A systematic way to approach ovarian cysts

Dr Uma Maheshwari clears the air around ovarian cysts and pregnancy

Ovarian cysts are fluid-filled sacs that are found on or inside the ovaries. While the majority of cysts are harmless, some ovarian cysts affect fertility by way of the illnesses that cause the cysts. They are very common with many women developing them at some point in their life. Most are harmless and cause no symptoms or pain, which is why they usually go undetected, disappearing over time without the need for medical intervention as such ovarian cysts are often only found during routine pelvic examinations or ultrasounds.

Some of the common signs and symptoms of ovarian cysts include bloating, needing to urinate more often, pelvic pressure or pain, abnormal vaginal bleeding, sudden, severe pain in the abdomen, dizziness, weakness, or feeling faint and fast breathing. Although it is rare, a cyst may rupture causing sudden pain, in which case you should go to the doctor immediately. While it’s not typical for ovarian cysts to affect fertility, larger or multiple cysts can have other side effects or symptoms, such as if your cyst(s) don’t go away on their own after a few months and continue to grow, or cause you pain, your doctor might recommend surgery to remove it. With larger ovarian cysts, there is the concern for a rare condition of twisting of the ovary, called ovarian torsion, which if not corrected promptly with surgery, can lead to loss of an ovary. Alternative treatments for benign cysts include hormonal birth control — such as the pill, vaginal ring, shot, or patch — which prevent ovulation and lower your chances of getting more cysts.

Malignant (cancerous) cysts are very rare in young women. Not all ovarian cysts affect fertility. In fact, functional cysts sometimes form as a by-product of the regular process of ovulation. Each month (usually), an egg grows in an ovarian follicle, matures, and breaks out of the follicle.

Two types of cysts are commonly formed out of ovulation:

Follicular cysts form when, instead of breaking open to release the egg, the follicle stays intact and the cyst continues to grow.  

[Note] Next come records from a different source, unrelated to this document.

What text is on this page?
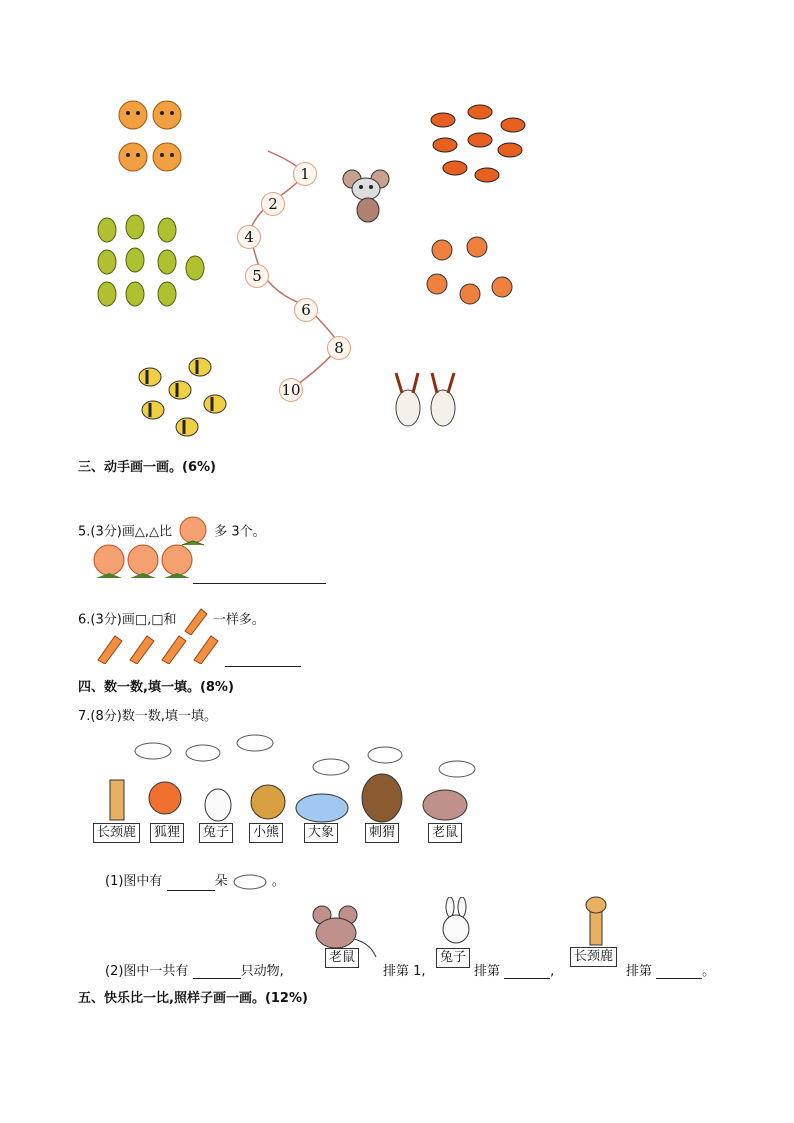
1
2
4
5
6
8
10
三、动手画一画。(6%)
5.(3分)画△,△比	多 3个。
6.(3分)画□,□和	一样多。
四、数一数,填一填。(8%)
7.(8分)数一数,填一填。
长颈鹿	狐狸	兔子	小熊	大象	刺猬	老鼠
(1)图中有	朵	。
老鼠	兔子	长颈鹿
(2)图中一共有	只动物,	排第 1,	排第	,	排第	。
五、快乐比一比,照样子画一画。(12%)
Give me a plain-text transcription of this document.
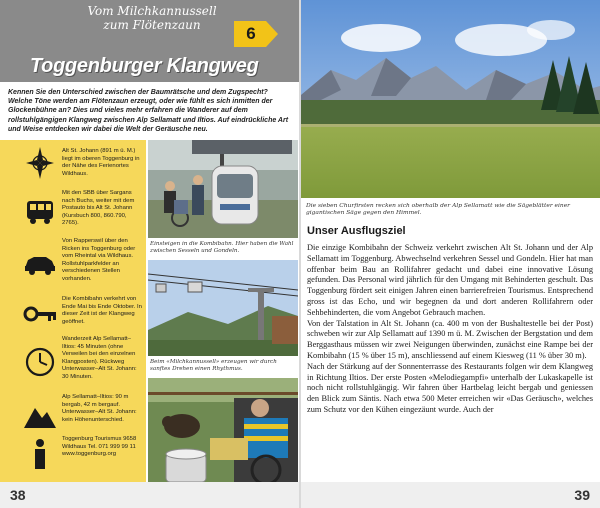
Vom Milchkannussell
zum Flötenzaun	6
Toggenburger Klangweg
Kennen Sie den Unterschied zwischen der Baumrätsche und dem Zugspecht? Welche Töne werden am Flötenzaun erzeugt, oder wie fühlt es sich inmitten der Glockenbühne an? Dies und vieles mehr erfahren die Wanderer auf dem rollstuhlgängigen Klangweg zwischen Alp Sellamatt und Iltios. Auf eindrückliche Art und Weise entdecken wir dabei die Welt der Geräusche neu.
Alt St. Johann (891 m ü. M.) liegt im oberen Toggenburg in der Nähe des Ferienortes Wildhaus.
Mit den SBB über Sargans nach Buchs, weiter mit dem Postauto bis Alt St. Johann (Kursbuch 800, 860.790, 2765).
Von Rapperswil über den Ricken ins Toggenburg oder vom Rheintal via Wildhaus. Rollstuhlparkfelder an verschiedenen Stellen vorhanden.
Die Kombibahn verkehrt von Ende Mai bis Ende Oktober. In dieser Zeit ist der Klangweg geöffnet.
Wanderzeit Alp Sellamatt–Iltios: 45 Minuten (ohne Verweilen bei den einzelnen Klangposten). Rückweg Unterwasser–Alt St. Johann: 30 Minuten.
Alp Sellamatt–Iltios: 90 m bergab, 42 m bergauf. Unterwasser–Alt St. Johann: kein Höhenunterschied.
Toggenburg Tourismus 9658 Wildhaus Tel. 071 999 99 11 www.toggenburg.org
Einsteigen in die Kombibahn. Hier haben die Wahl zwischen Sesseln und Gondeln.
Beim «Milchkannussell» erzeugen wir durch sanftes Drehen einen Rhythmus.
38
Die sieben Churfirsten recken sich oberhalb der Alp Sellamatt wie die Sägeblätter einer gigantischen Säge gegen den Himmel.
Unser Ausflugsziel

Die einzige Kombibahn der Schweiz verkehrt zwischen Alt St. Johann und der Alp Sellamatt im Toggenburg. Abwechselnd verkehren Sessel und Gondeln. Hier hat man offenbar beim Bau an Rollifahrer gedacht und dabei eine innovative Lösung gefunden. Das Personal wird jährlich für den Umgang mit Behinderten geschult. Das Toggenburg fördert seit einigen Jahren einen barrierefreien Tourismus. Entsprechend gross ist das Echo, und wir begegnen da und dort anderen Rollifahrern oder Sehbehinderten, die vom Angebot Gebrauch machen.

Von der Talstation in Alt St. Johann (ca. 400 m von der Bushaltestelle bei der Post) schweben wir zur Alp Sellamatt auf 1390 m ü. M. Zwischen der Bergstation und dem Berggasthaus müssen wir zwei Neigungen überwinden, zunächst eine Rampe bei der Kombibahn (15 % über 15 m), anschliessend auf einem Kiesweg (11 % über 30 m).

Nach der Stärkung auf der Sonnenterrasse des Restaurants folgen wir dem Klangweg in Richtung Iltios. Der erste Posten «Melodiegampfi» unterhalb der Lukaskapelle ist noch nicht rollstuhlgängig. Wir fahren über Hartbelag leicht bergab und geniessen den Blick zum Säntis. Nach etwa 500 Meter erreichen wir «Das Geräusch», welches zum Schutz vor den Kühen eingezäunt wurde. Auch der

39
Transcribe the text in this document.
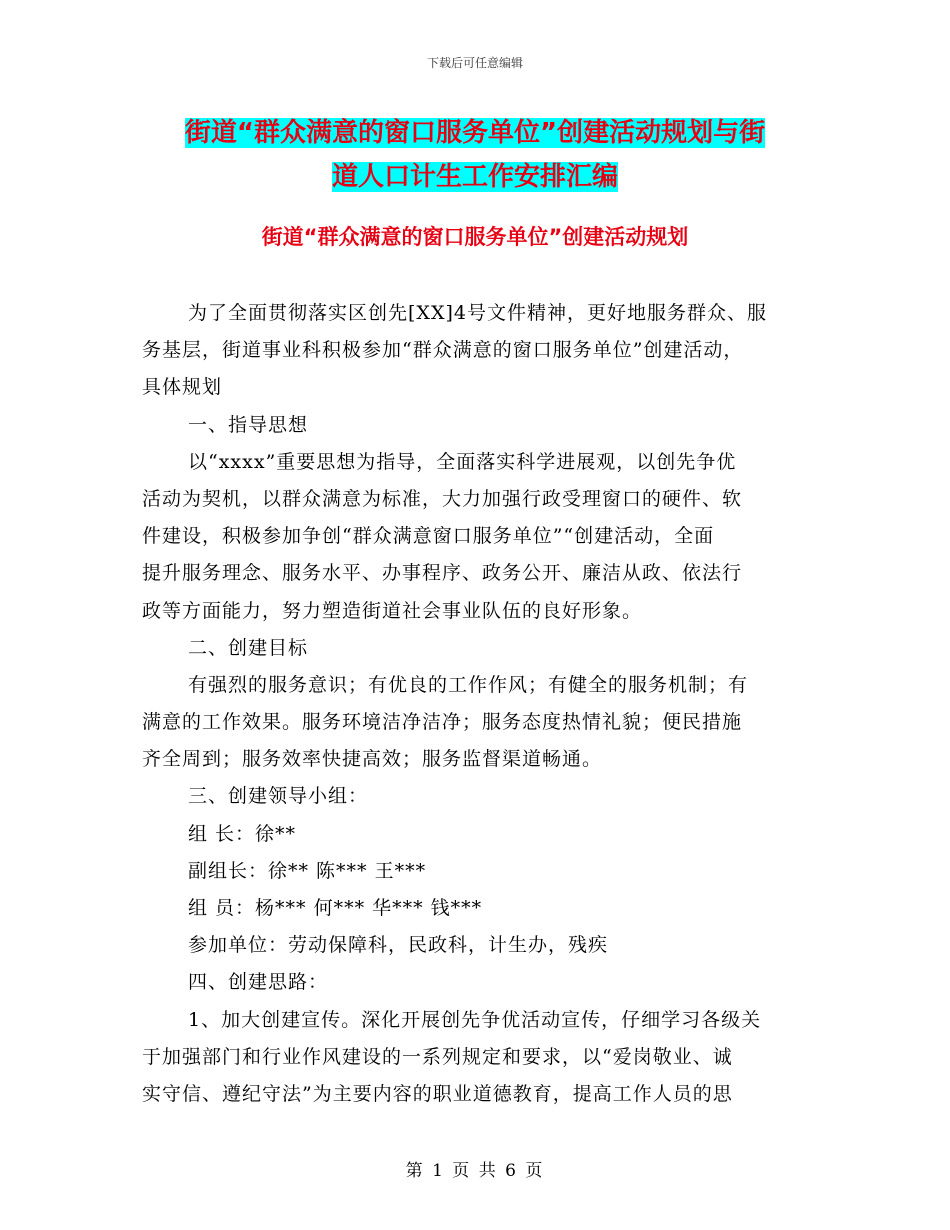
下载后可任意编辑
街道“群众满意的窗口服务单位”创建活动规划与街
道人口计生工作安排汇编
街道“群众满意的窗口服务单位”创建活动规划
为了全面贯彻落实区创先[XX]4号文件精神，更好地服务群众、服
务基层，街道事业科积极参加“群众满意的窗口服务单位”创建活动，
具体规划
一、指导思想
以“xxxx”重要思想为指导，全面落实科学进展观，以创先争优
活动为契机，以群众满意为标准，大力加强行政受理窗口的硬件、软
件建设，积极参加争创“群众满意窗口服务单位”“创建活动，全面
提升服务理念、服务水平、办事程序、政务公开、廉洁从政、依法行
政等方面能力，努力塑造街道社会事业队伍的良好形象。
二、创建目标
有强烈的服务意识；有优良的工作作风；有健全的服务机制；有
满意的工作效果。服务环境洁净洁净；服务态度热情礼貌；便民措施
齐全周到；服务效率快捷高效；服务监督渠道畅通。
三、创建领导小组：
组 长：徐**
副组长：徐** 陈*** 王***
组 员：杨*** 何*** 华*** 钱***
参加单位：劳动保障科，民政科，计生办，残疾
四、创建思路：
1、加大创建宣传。深化开展创先争优活动宣传，仔细学习各级关
于加强部门和行业作风建设的一系列规定和要求，以“爱岗敬业、诚
实守信、遵纪守法”为主要内容的职业道德教育，提高工作人员的思
第 1 页 共 6 页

Corpus luteum cysts, or luteal cysts, sometimes form after ovulation. Normally, once the egg has broken free, the follicle shrinks into a mass of cells known as the corpus luteum, which produces hormones to prepare for the next cycle.

Luteal cysts form when, instead of shrinking, the follicle closes again itself and fluid builds up inside. Both of these cysts are typically harmless and disappear within 1–3 months without treatment. And for pregnant women, corpus luteum cysts are actually important: they produce progesterone, a hormone that’s essential for the first 8–10 weeks of pregnancy. 

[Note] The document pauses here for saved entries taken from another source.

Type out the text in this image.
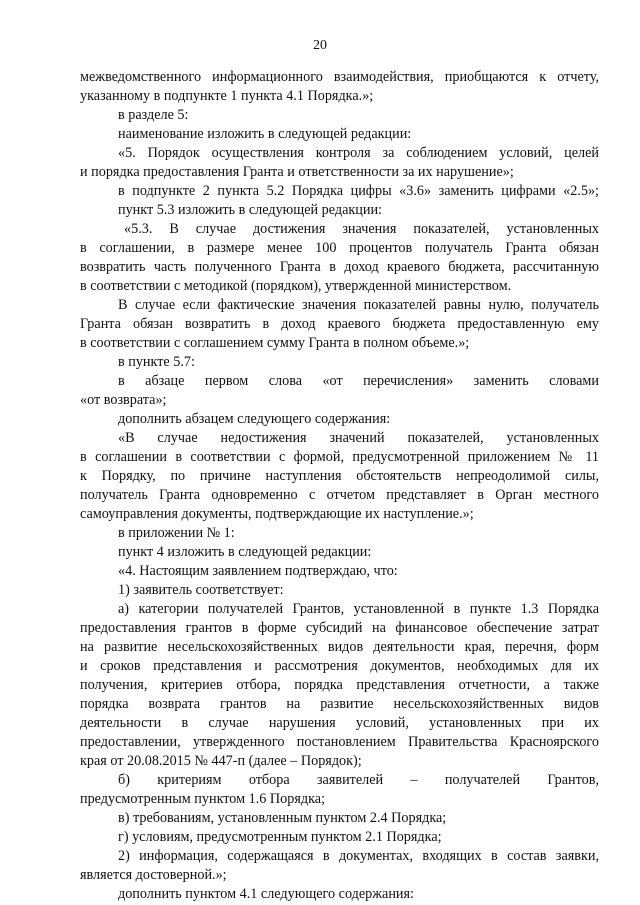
20
межведомственного информационного взаимодействия, приобщаются к отчету,
указанному в подпункте 1 пункта 4.1 Порядка.»;
в разделе 5:
наименование изложить в следующей редакции:
«5. Порядок осуществления контроля за соблюдением условий, целей
и порядка предоставления Гранта и ответственности за их нарушение»;
в подпункте 2 пункта 5.2 Порядка цифры «3.6» заменить цифрами «2.5»;
пункт 5.3 изложить в следующей редакции:
«5.3. В случае достижения значения показателей, установленных
в соглашении, в размере менее 100 процентов получатель Гранта обязан
возвратить часть полученного Гранта в доход краевого бюджета, рассчитанную
в соответствии с методикой (порядком), утвержденной министерством.
В случае если фактические значения показателей равны нулю, получатель
Гранта обязан возвратить в доход краевого бюджета предоставленную ему
в соответствии с соглашением сумму Гранта в полном объеме.»;
в пункте 5.7:
в абзаце первом слова «от перечисления» заменить словами
«от возврата»;
дополнить абзацем следующего содержания:
«В случае недостижения значений показателей, установленных
в соглашении в соответствии с формой, предусмотренной приложением № 11
к Порядку, по причине наступления обстоятельств непреодолимой силы,
получатель Гранта одновременно с отчетом представляет в Орган местного
самоуправления документы, подтверждающие их наступление.»;
в приложении № 1:
пункт 4 изложить в следующей редакции:
«4. Настоящим заявлением подтверждаю, что:
1) заявитель соответствует:
а) категории получателей Грантов, установленной в пункте 1.3 Порядка
предоставления грантов в форме субсидий на финансовое обеспечение затрат
на развитие несельскохозяйственных видов деятельности края, перечня, форм
и сроков представления и рассмотрения документов, необходимых для их
получения, критериев отбора, порядка представления отчетности, а также
порядка возврата грантов на развитие несельскохозяйственных видов
деятельности в случае нарушения условий, установленных при их
предоставлении, утвержденного постановлением Правительства Красноярского
края от 20.08.2015 № 447-п (далее – Порядок);
б) критериям отбора заявителей – получателей Грантов,
предусмотренным пунктом 1.6 Порядка;
в) требованиям, установленным пунктом 2.4 Порядка;
г) условиям, предусмотренным пунктом 2.1 Порядка;
2) информация, содержащаяся в документах, входящих в состав заявки,
является достоверной.»;
дополнить пунктом 4.1 следующего содержания:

Endometriosis is one example of an illness that can cause ovarian cysts that affects fertility. Endometriosis occurs when endometrial tissue — the lining of the uterus —begins to grow in other places, like on the outside of the uterus or the fallopian tubes. One result of endometriosis is ovarian cysts known as “endometriomas,” formed when this tissue grows in the ovaries. Endometriomas can range in size from less than an inch to over 6 inches and are often filled with dark blood. Secondly, polycystic ovary syndrome (PCOS), a hormone imbalance that causes many tiny ovarian cysts, affects fertility at a higher rate than almost any other condition (besides age). In PCOS, the eggs that begin to develop during the ovulation cycle never mature enough to prompt ovulation, so none of them is released from the ovary. The immature follicles, each containing an immature egg, then cause the ovary to become “polycystic,” filled with these tiny cysts.

The chronic lack of ovulation alters the levels of hormones that play an important role in the ovulation process, and PCOS is often associated with higher levels of male hormones known as “androgens.” It’s not the ovarian cysts themselves that affect fertility in cases of PCOS — it’s a fact that women with PCOS don’t ovulate, and ovulation is essential for getting pregnant naturally. In other cases, a different type of cyst can form — these are known as ‘pathological cysts’ and have several types.

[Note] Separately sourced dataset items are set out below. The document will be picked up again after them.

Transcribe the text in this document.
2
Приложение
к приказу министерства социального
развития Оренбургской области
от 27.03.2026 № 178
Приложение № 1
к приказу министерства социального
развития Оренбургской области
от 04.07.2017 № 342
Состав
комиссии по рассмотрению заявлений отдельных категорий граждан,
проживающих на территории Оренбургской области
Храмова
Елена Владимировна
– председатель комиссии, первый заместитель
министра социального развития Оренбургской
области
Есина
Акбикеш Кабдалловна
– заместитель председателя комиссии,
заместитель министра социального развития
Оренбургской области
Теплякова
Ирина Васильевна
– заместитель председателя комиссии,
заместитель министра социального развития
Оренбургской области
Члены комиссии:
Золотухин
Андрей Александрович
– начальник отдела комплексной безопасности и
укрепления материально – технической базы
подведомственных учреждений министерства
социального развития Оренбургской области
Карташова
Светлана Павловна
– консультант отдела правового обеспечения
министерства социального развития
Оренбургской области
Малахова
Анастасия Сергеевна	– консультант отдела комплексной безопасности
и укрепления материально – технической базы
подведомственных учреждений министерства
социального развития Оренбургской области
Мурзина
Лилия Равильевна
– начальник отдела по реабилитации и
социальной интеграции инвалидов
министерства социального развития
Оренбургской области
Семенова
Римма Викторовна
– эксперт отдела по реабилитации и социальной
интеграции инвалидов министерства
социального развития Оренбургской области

Dermoid cysts are those which contain unwanted tissue such as hair, skin or teeth and can grow rather large.

Cystadenomas are those which develop from cells covering the outer layer of the ovary and can be filled with watery liquid or mucous. Both of these types may require surgical removal of ovarian cysts. This surgery should not, however, affect fertility, unless the doctor removes an ovary. This is rare though and only occurs where cysts are extremely large, complex or cancerous. It is highly recommended that surgery is carried out before pregnancy, so as to avoid complications.